Au demeurant, les puissances occidentales ne devraient pas compter sur des facteurs extérieurs ou sur la « main invisible » de l’Histoire universelle pour régler le cas de la présence russe en Syrie. Certes, le théâtre principal est celui de l’Ukraine où l’armée russe menace d’enfoncer les portes de l’Europe, saisie dans ses limites historiques et géoculturelles (de l’Atlantique au Don, le Tanaïs des anciens Grecs). Mais cette guerre s’inscrit dans un espace plus large, de la mer de Barents à la Méditerranée, où l’OTAN doit faire front.
Le retrait russe de Syrie ne suffira pas à faire la décision et à l’emporter dans cet affrontement global pensé, conçu et voulu par Poutine, celui-ci se considérant en guerre contre un « Occident collectif » voué aux gémonies. Du moins l’évidence de l’échec stratégique russe en Syrie, et la consomption des ressources investies dans le meurtrier régime de Damas, modifieront-ils la corrélation des forces, avec des répercussions dans d’autres théâtres et domaines de puissance.
Pour enregistrer ces gains stratégiques et refouler la Russie dans cette Eurasie tant chérie, les puissances occidentales doivent maintenir leur unité et pousser dans la même direction. Certes, leurs diplomaties sont à pied d’œuvre mais on entend aussi des appels au réalisme et à la raison comptable, comme si un « grand retranchement » allait désarmer les logiques de puissance et dissoudre le phénomène même de l’hostilité. Ce ne serait là que les pauvres masques d’une paralysie de la volonté. Bien au contraire, il leur faut conjurer le spectre de Hamlet et pousser ce qui tombe.
Professeur agrégé d’histoire-géographie et chercheur à l’Institut Français de Géopolitique (Université Paris VIII). Auteur de plusieurs ouvrages, il travaille au sein de l’Institut Thomas More sur les enjeux géopolitiques et de défense en Europe. Ses domaines de recherche couvrent la zone Baltique-mer Noire, l’Eurasie post-soviétique et la Méditerranée.
Notes
- Sur la mise en perspective des rapports russo-syriens, voir La chute du régime de Damas et la Russie, Institut Thomas More, Note d’actualité 93, Décembre 2024.
- Cela s’ajoute aux livraisons d’armes au régime de Bachar el-Assad, à l’Iran et à son « axe de la résistance » (Hezbollah et Hamas).
- Les pays africains clients de Moscou ont des bases utilisables par les avions gros porteurs russes mais, sans le relais syrien, les flux logistiques seraient moins importants.
- Lancé en 2018, le chantier de modernisation du porte-aéronefs russe se révèle des plus difficiles et incertains (voir le renversement en cale sèche du bâtiment et son incendie).

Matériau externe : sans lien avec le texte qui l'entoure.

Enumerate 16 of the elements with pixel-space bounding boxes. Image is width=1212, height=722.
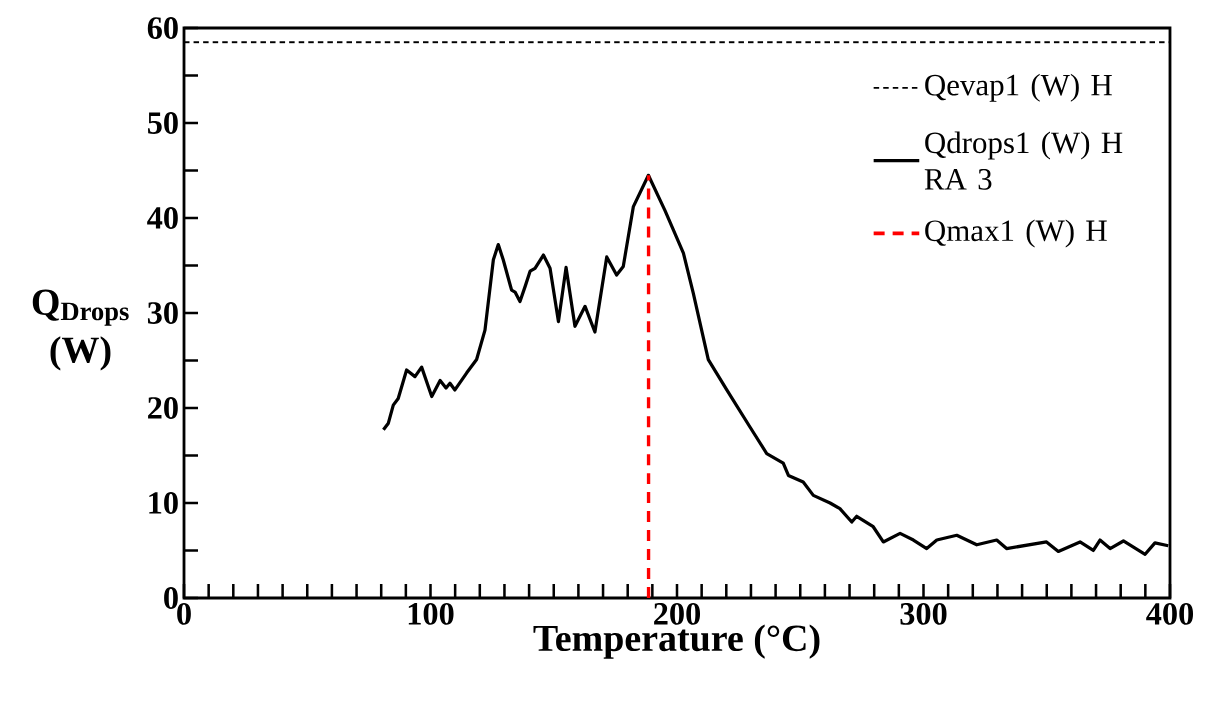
x-tick-label: 200 (654, 602, 701, 625)
x-tick-label: 300 (900, 602, 947, 625)
x-tick-label: 100 (408, 602, 454, 625)
y-tick-label: 20 (148, 397, 178, 419)
y-tick-label: 30 (147, 302, 178, 324)
y-axis-title: Q$_{Drops}$ (W) (32, 289, 129, 371)
y-tick-label: 50 (148, 112, 178, 134)
y-tick-label: 10 (149, 492, 178, 514)
x-tick-label: 400 (1146, 602, 1194, 625)
legend-label: Qmax1 (W) H (925, 219, 1107, 248)
y-tick-label: 60 (147, 17, 178, 39)
x-axis-title: Temperature (°C) (533, 624, 820, 659)
y-tick-label: 0 (164, 587, 178, 609)
legend-label: Qevap1 (W) H (925, 73, 1112, 102)
legend-label: Qdrops1 (W) H RA 3 (924, 131, 1123, 190)
y-tick-label: 40 (147, 207, 178, 229)
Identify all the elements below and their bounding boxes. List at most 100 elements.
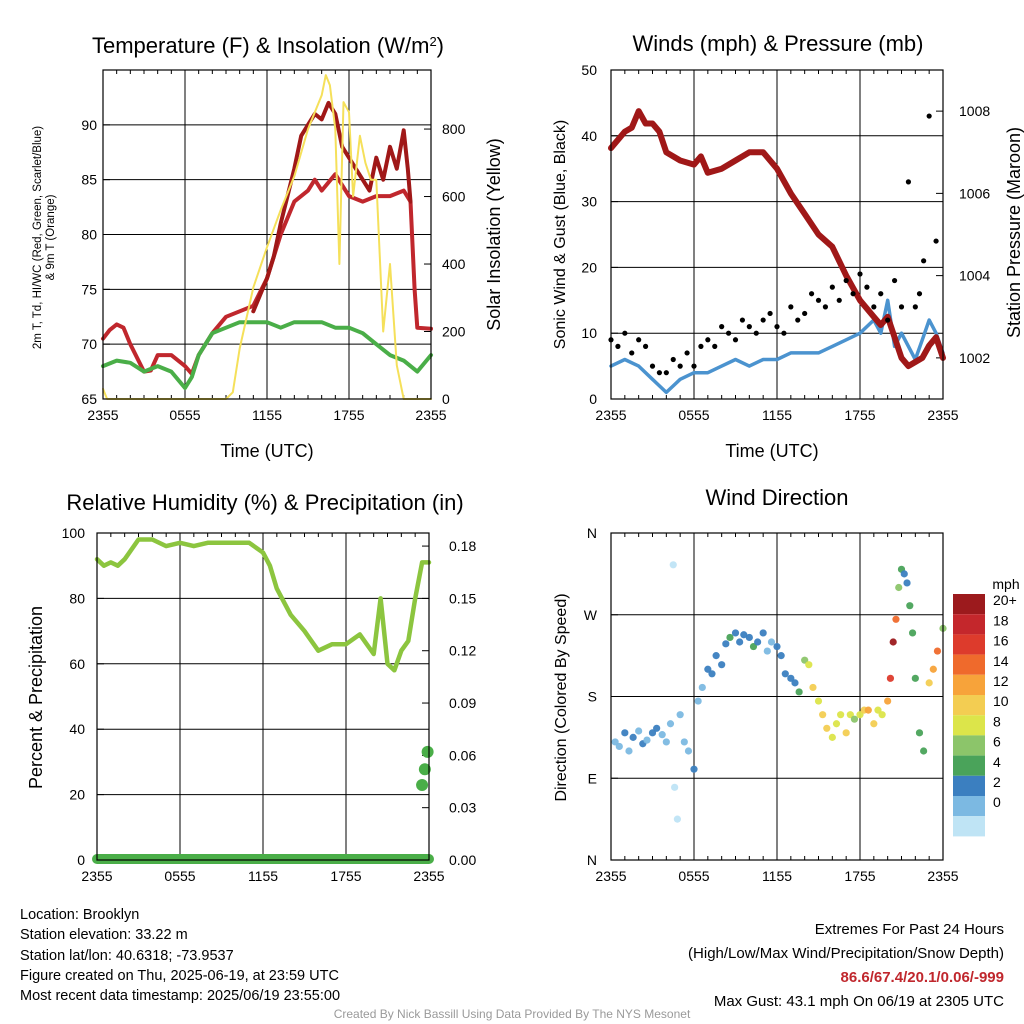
winds-gust-point — [767, 310, 773, 317]
station-info: Location: Brooklyn Station elevation: 33… — [20, 905, 340, 1006]
direction-point — [658, 731, 666, 739]
winds-y2tick-label: 1002 — [959, 350, 990, 366]
legend-swatch — [953, 634, 985, 655]
direction-point — [754, 638, 762, 646]
recent-text: Most recent data timestamp: 2025/06/19 2… — [20, 988, 341, 1005]
direction-point — [920, 747, 928, 755]
winds-gust-point — [836, 297, 842, 303]
temperature-ytick-label: 85 — [81, 172, 97, 188]
winds-xlabel: Time (UTC) — [725, 441, 818, 461]
temperature-ytick-label: 80 — [81, 227, 97, 243]
winds-gust-point — [871, 304, 877, 310]
winds-gust-point — [933, 238, 939, 244]
legend-label: 4 — [993, 754, 1001, 770]
humidity-y2tick-label: 0.09 — [449, 695, 476, 711]
winds-gust-point — [829, 284, 835, 290]
winds-gust-point — [684, 350, 690, 356]
direction-xtick-label: 1155 — [762, 868, 792, 884]
winds-gust-point — [649, 363, 656, 369]
winds-gust-point — [857, 271, 863, 277]
direction-point — [911, 674, 919, 682]
temperature-xtick-label: 0555 — [169, 407, 200, 423]
winds-ylabel: Sonic Wind & Gust (Blue, Black) — [552, 120, 569, 349]
temperature-y2tick-label: 600 — [442, 189, 466, 205]
humidity-y2tick-label: 0.03 — [449, 800, 476, 816]
winds-gust-point — [878, 291, 884, 297]
direction-point — [676, 711, 684, 719]
legend-label: 8 — [993, 713, 1001, 729]
direction-point — [892, 615, 900, 623]
winds-gust-point — [781, 330, 787, 336]
direction-point — [690, 765, 698, 773]
direction-point — [680, 738, 688, 746]
direction-point — [662, 738, 670, 746]
direction-point — [791, 679, 799, 687]
winds-ytick-label: 30 — [581, 194, 597, 210]
direction-point — [773, 642, 781, 651]
direction-point — [828, 733, 836, 741]
legend-label: 18 — [993, 612, 1009, 628]
winds-gust-point — [691, 363, 697, 369]
direction-point — [933, 647, 942, 655]
winds-gust-point — [774, 324, 780, 330]
winds-gust-point — [760, 317, 766, 323]
direction-point — [704, 665, 712, 673]
winds-gust-point — [732, 337, 739, 343]
winds-series-wind — [609, 298, 945, 395]
temperature-xlabel: Time (UTC) — [220, 441, 313, 461]
temperature-ylabel-line1: 2m T, Td, HI/WC (Red, Green, Scarlet/Blu… — [32, 126, 44, 349]
direction-point — [684, 747, 693, 755]
temperature-xtick-label: 1755 — [333, 407, 364, 423]
direction-point — [889, 638, 897, 646]
winds-ylabel2: Station Pressure (Maroon) — [1004, 127, 1024, 338]
direction-point — [884, 697, 892, 705]
direction-point — [886, 674, 895, 682]
winds-gust-point — [850, 291, 856, 297]
direction-ytick-label: N — [587, 525, 597, 541]
winds-frame — [610, 69, 944, 400]
humidity-xtick-label: 1155 — [248, 868, 278, 884]
winds-gust-point — [808, 291, 815, 297]
direction-point — [698, 683, 706, 692]
winds-gust-point — [815, 297, 822, 303]
direction-ylabel: Direction (Colored By Speed) — [553, 593, 570, 801]
direction-point — [878, 711, 886, 719]
direction-point — [712, 652, 720, 660]
direction-point — [648, 729, 657, 737]
winds-xtick-label: 1755 — [844, 407, 875, 423]
humidity-ytick-label: 60 — [69, 656, 85, 672]
direction-point — [611, 738, 619, 746]
direction-point — [781, 670, 789, 678]
humidity-xtick-label: 2355 — [81, 868, 112, 884]
winds-gust-point — [802, 310, 808, 317]
legend-swatch — [953, 796, 985, 817]
direction-ytick-label: S — [588, 689, 597, 705]
winds-gust-point — [795, 317, 801, 323]
winds-ytick-label: 0 — [589, 391, 597, 407]
direction-point — [718, 661, 726, 669]
direction-point — [621, 729, 629, 737]
humidity-ytick-label: 20 — [69, 787, 85, 803]
winds-gust-point — [921, 258, 927, 264]
direction-point — [694, 697, 702, 705]
temperature-series-dewpoint — [101, 320, 433, 390]
direction-point — [895, 583, 903, 592]
winds-gust-point — [916, 291, 923, 297]
direction-point — [615, 742, 623, 751]
direction-point — [767, 638, 776, 646]
direction-title: Wind Direction — [705, 485, 848, 510]
direction-point — [795, 688, 803, 696]
direction-point — [673, 815, 682, 823]
winds-gust-point — [898, 304, 905, 310]
winds-gust-point — [739, 317, 746, 323]
direction-ytick-label: N — [587, 852, 597, 868]
temperature-xtick-label: 2355 — [87, 407, 118, 423]
direction-point — [745, 633, 753, 642]
legend-label: 12 — [993, 673, 1009, 689]
latlon-text: Station lat/lon: 40.6318; -73.9537 — [20, 947, 234, 964]
temperature-chart: 2355 0555 1155 1755 235565707580859002004006… — [32, 33, 504, 461]
direction-point — [625, 747, 633, 755]
direction-point — [671, 783, 679, 791]
temperature-y2tick-label: 800 — [442, 121, 466, 137]
temperature-ytick-label: 65 — [81, 391, 97, 407]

- La construction de deux porte-hélicoptères russes, plus massifs que les BPC français a commencé mais le chantier est à Kertch, en zone de guerre. Il a été plusieurs fois visé par des missiles franco-anglais (Scalp/Storm Shadow).
- Dans le cas d’un retrait américain du Nord-Est syrien et d’une extension de la « zone de sécurité » turque au détriment des Kurdes, peut-être y aurait là un terrain d’entente entre Ankara et Moscou. Mais les Turcs auront-ils encore besoin d’un accord russe pour ce faire, au détriment de leur pouvoir et leur influence à Damas ?
- La destruction d’une grande partie des arsenaux syriens par l’armée israélienne est bien avisée et salutaire. Demeure le problème des armes chimiques possédées et maintes fois utilisées par le régime de Damas. Voir à ce propos les mensonges du plan Obama-Poutine d’évacuation des armes chimiques syriennes, en 2013, sous le contrôle de l’Organisation pour l’interdiction des armes chimiques.